The EHRC also said that it will ask leave to intervene in upcoming cases at the European Court of Human Rights. In several cases Christians who have come into conflict with homosexualist activists under the UK’s recently installed Equality laws, are pursuing their complaints at the Strasbourg court. These include Lillian Ladele, the marriage registrar who refused to perform same-sex civil partnerships, and Gary McFarlane, a relationships counselor who said he could not in conscience treat same-sex partners.

If given leave to intervene, the Commission says it will argue that the way existing human rights and equality law has been interpreted by judges in recent decisions is insufficient to protect freedom of religion or belief.

The courts have “set the bar too high” to prove discrimination on the grounds of religion or belief, the statement continued.
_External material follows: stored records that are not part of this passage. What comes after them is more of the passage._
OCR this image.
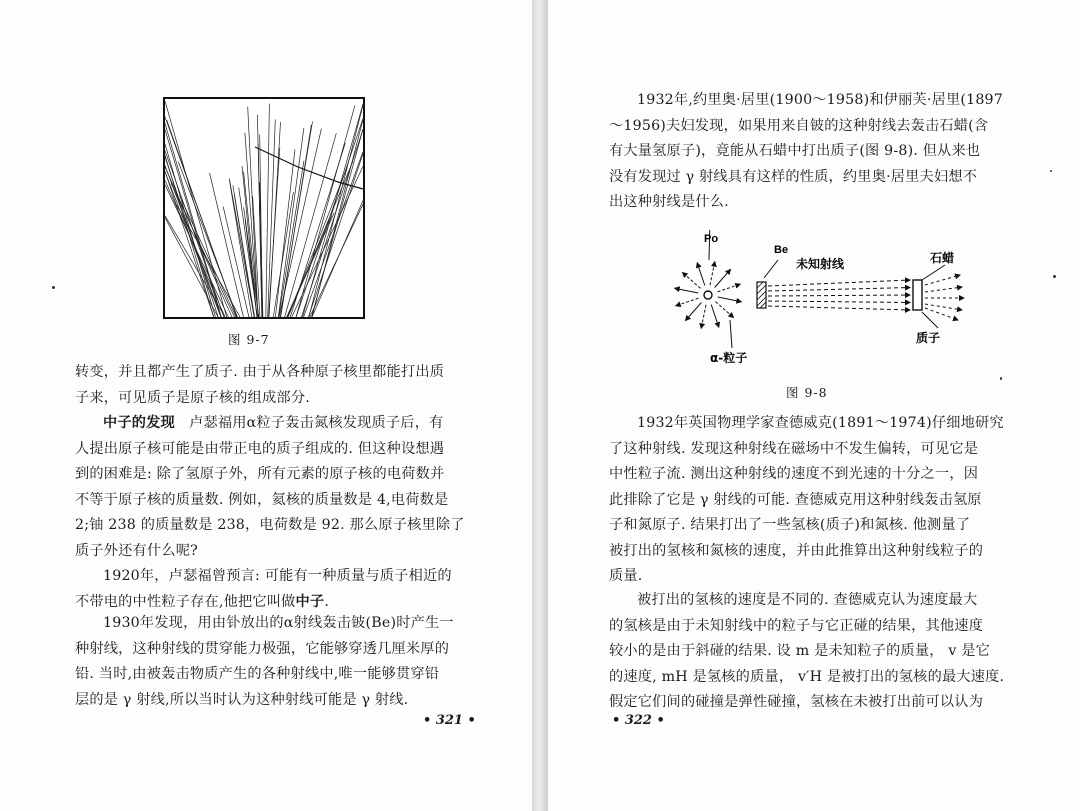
图 9-7
转变，并且都产生了质子. 由于从各种原子核里都能打出质
子来，可见质子是原子核的组成部分.
中子的发现 卢瑟福用α粒子轰击氮核发现质子后，有
人提出原子核可能是由带正电的质子组成的. 但这种设想遇
到的困难是: 除了氢原子外，所有元素的原子核的电荷数并
不等于原子核的质量数. 例如，氦核的质量数是 4,电荷数是
2;铀 238 的质量数是 238，电荷数是 92. 那么原子核里除了
质子外还有什么呢?
1920年，卢瑟福曾预言: 可能有一种质量与质子相近的
不带电的中性粒子存在,他把它叫做中子.
1930年发现，用由钋放出的α射线轰击铍(Be)时产生一
种射线，这种射线的贯穿能力极强，它能够穿透几厘米厚的
铅. 当时,由被轰击物质产生的各种射线中,唯一能够贯穿铅
层的是 γ 射线,所以当时认为这种射线可能是 γ 射线.
• 321 •
1932年,约里奥·居里(1900～1958)和伊丽芙·居里(1897
～1956)夫妇发现，如果用来自铍的这种射线去轰击石蜡(含
有大量氢原子)，竟能从石蜡中打出质子(图 9-8). 但从来也
没有发现过 γ 射线具有这样的性质，约里奥·居里夫妇想不
出这种射线是什么.
Po
Be
未知射线	石蜡
质子
α-粒子
图 9-8
1932年英国物理学家查德威克(1891～1974)仔细地研究
了这种射线. 发现这种射线在磁场中不发生偏转，可见它是
中性粒子流. 测出这种射线的速度不到光速的十分之一，因
此排除了它是 γ 射线的可能. 查德威克用这种射线轰击氢原
子和氮原子. 结果打出了一些氢核(质子)和氮核. 他测量了
被打出的氢核和氮核的速度，并由此推算出这种射线粒子的
质量.
被打出的氢核的速度是不同的. 查德威克认为速度最大
的氢核是由于未知射线中的粒子与它正碰的结果，其他速度
较小的是由于斜碰的结果. 设 m 是未知粒子的质量， v 是它
的速度, mH 是氢核的质量， v′H 是被打出的氢核的最大速度.
假定它们间的碰撞是弹性碰撞，氢核在未被打出前可以认为
• 322 •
The EHRC contends that it is possible to “accommodate expression of religion alongside the rights of people who are not religious and the needs of businesses.”

John Wadham, legal director at the commission, said, “Our intervention in these cases would encourage judges to interpret the law more broadly and more clearly to the benefit of people who are religious and those who are not.

“The idea of making reasonable adjustments to accommodate a person’s needs has served disability discrimination law well for decades. It seems reasonable that a similar concept could be adopted to allow someone to manifest their religious beliefs.

The continued existence of the Commission, a “quasi-nongovernmental organization,” or quango, created three years ago to administer the country’s new equalities laws, is starting to be in doubt. Throughout its brief history, the Commission has come under criticism as a hastily constructed, Labour era financial white elephant dedicated to an outdated and discredited set of political ideologies.

A recent audit of the Commission’s finances has raised questions about its ongoing feasibility, with Amyas Morse, head of the National Audit Office, expressing concern over the organization’s lack of financial understanding and competence. The audit found that salaries at the Commission, which has a staff of 540 and a £63 million budget, are too large for its budget and it is paying too many unauthorized salaries. The audit revealed that the Commission had breached government pay guidelines by £570,000. All together, the quango had spent £1.5 million without authorization.

Yesterday’s statement is being interpreted by homosexualist activists as a “u-turn,” given the Commission’s history of general antipathy towards the rights of religious people. Ben Summerskill, head of the politically influential homosexualist group Stonewall, said that the Commission’s statement “has apparently been made by officers without consulting its board,” and “confuses a settled legal situation that is currently clear.”

Recently, EHRC head Trevor Phillips surprised observers by issuing a statement in which he denounced Christianity, the official state religion of the UK, as “more militant” and “homophobic” than Islam. Phillips said that Christians need to “integrate” better into Britain’s “modern liberal democracy.”

At the same time, Phillips said that in some cases, Christians have borne the brunt of heightened anti-religious language by militant atheists.